As for his lyrics, it's no small wonder that they even make sense, given the manner in which he writes them: He comes up with a melody. He starts singing, off the top of his head. Whatever he remembers, he uses. When he's sung the song enough times, he writes down the lyrics. It is a testament to Mangum's imaginativeness, then, that his oblique, vaguely tortured lyrics only rarely falter--even in the occasional moments of directness. The first, and most glaring, instance of the latter arrives on "King of Carrot Flowers, Part Two": "I love you, Jesus Christ/Jesus Christ I love you, yes I do." It's an uncharacteristically straightforward declaration from a guy whose most concrete previous allusion to religion was "And the first one tore a picture/Of a dead and hanging man" and whose general lyric philosophy seems to heavily emphasize suggestion over assertion.
"People wonder if I'm being ironic or if I'm some Christian freak," Mangum says. "The answer is neither. My upbringing was very religious, very insane kind of weird hippie Jesus stuff. I don't claim to know who or what Jesus was. I have just as much love for other religions, and I really don't think that much of what we see as Christianity has much to do with Christ. But even if I don't appreciate a lot of organized Christian religion, I can appreciate Christ for what he was. I don't mind spilling my guts about everything. I think when people found out we were sincere, it meant a lot to them. I just always felt like if I was going to sing about God, I had to be pretty straightforward about it."

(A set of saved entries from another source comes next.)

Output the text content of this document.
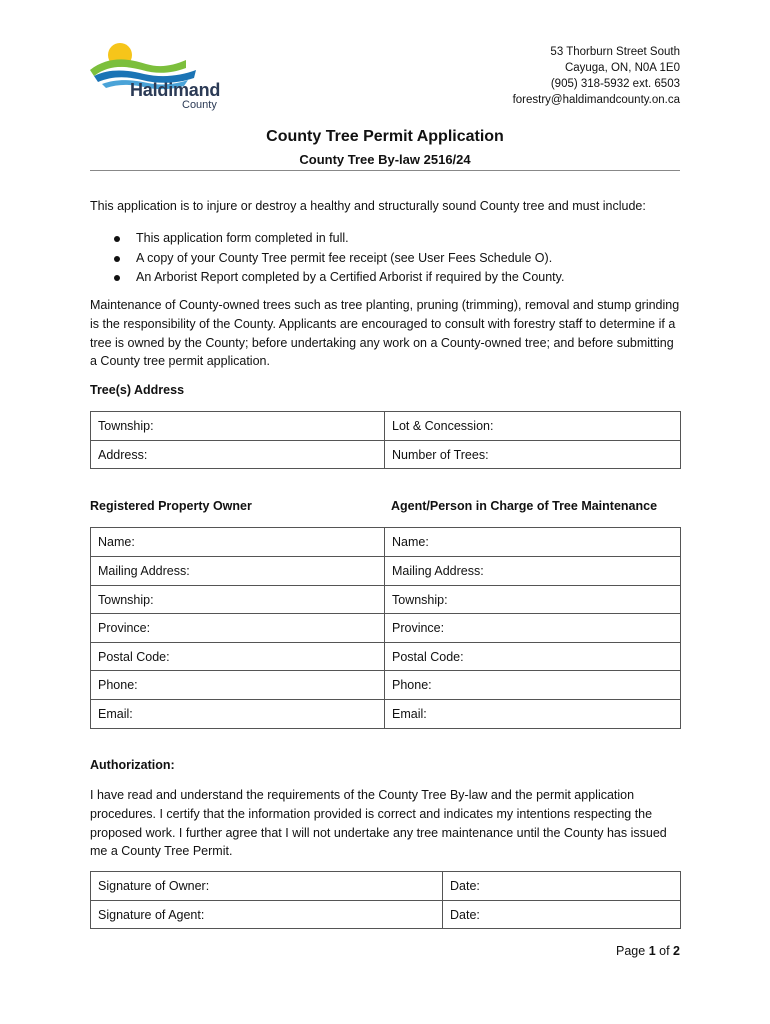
Haldimand
County
53 Thorburn Street South
Cayuga, ON, N0A 1E0
(905) 318-5932 ext. 6503
forestry@haldimandcounty.on.ca
County Tree Permit Application
County Tree By-law 2516/24
This application is to injure or destroy a healthy and structurally sound County tree and must include:
This application form completed in full.
A copy of your County Tree permit fee receipt (see User Fees Schedule O).
An Arborist Report completed by a Certified Arborist if required by the County.
Maintenance of County-owned trees such as tree planting, pruning (trimming), removal and stump grinding is the responsibility of the County. Applicants are encouraged to consult with forestry staff to determine if a tree is owned by the County; before undertaking any work on a County-owned tree; and before submitting a County tree permit application.
Tree(s) Address
Township:	Lot & Concession:
Address:	Number of Trees:
Registered Property Owner	Agent/Person in Charge of Tree Maintenance
Name:	Name:
Mailing Address:	Mailing Address:
Township:	Township:
Province:	Province:
Postal Code:	Postal Code:
Phone:	Phone:
Email:	Email:
Authorization:
I have read and understand the requirements of the County Tree By-law and the permit application procedures. I certify that the information provided is correct and indicates my intentions respecting the proposed work. I further agree that I will not undertake any tree maintenance until the County has issued me a County Tree Permit.
Signature of Owner:	Date:
Signature of Agent:	Date:
Page 1 of 2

If you think that all of this is beginning to sound like an exercise in metaphysics, don't. That one overt reference to spirituality is but a single thought among hundreds whose meaning is left open. One is equally likely to be troubled by something such as "All in your ovaries all of them milking/With green fleshy flowers while powerful pistons were/Sugary sweet machines smelling of semen," or "You watched as your brains fell out through your teeth." And ultimately, Mangum is right; what he's singing--tweaked and memorable as it may often be--isn't half as important as the emotion of the songs themselves. And with such a distinctive instrumental sensibility, such a grasp of melodic conception, and such an uncommon frontman, Neutral Milk Hotel is a sure bet in that regard. Its head is in the clouds, and its records are better for it.
"I think I just go through the same types of emotional things that everyone goes through," he says. "I'm just expressing what everyone else is feeling in my own way. There's a lot of places emotionally that we all pretty much meet up, and I sort of feel like I'm just articulating that--struggling with God, struggling with all the bad shit that happens every day, and at the same time, it's good to have a nice piece of cake, you know? It freaks me out sometimes, what I end up singing. I don't think I could write songs for my whole life. I can't freak out forever. I won't have accomplished anything.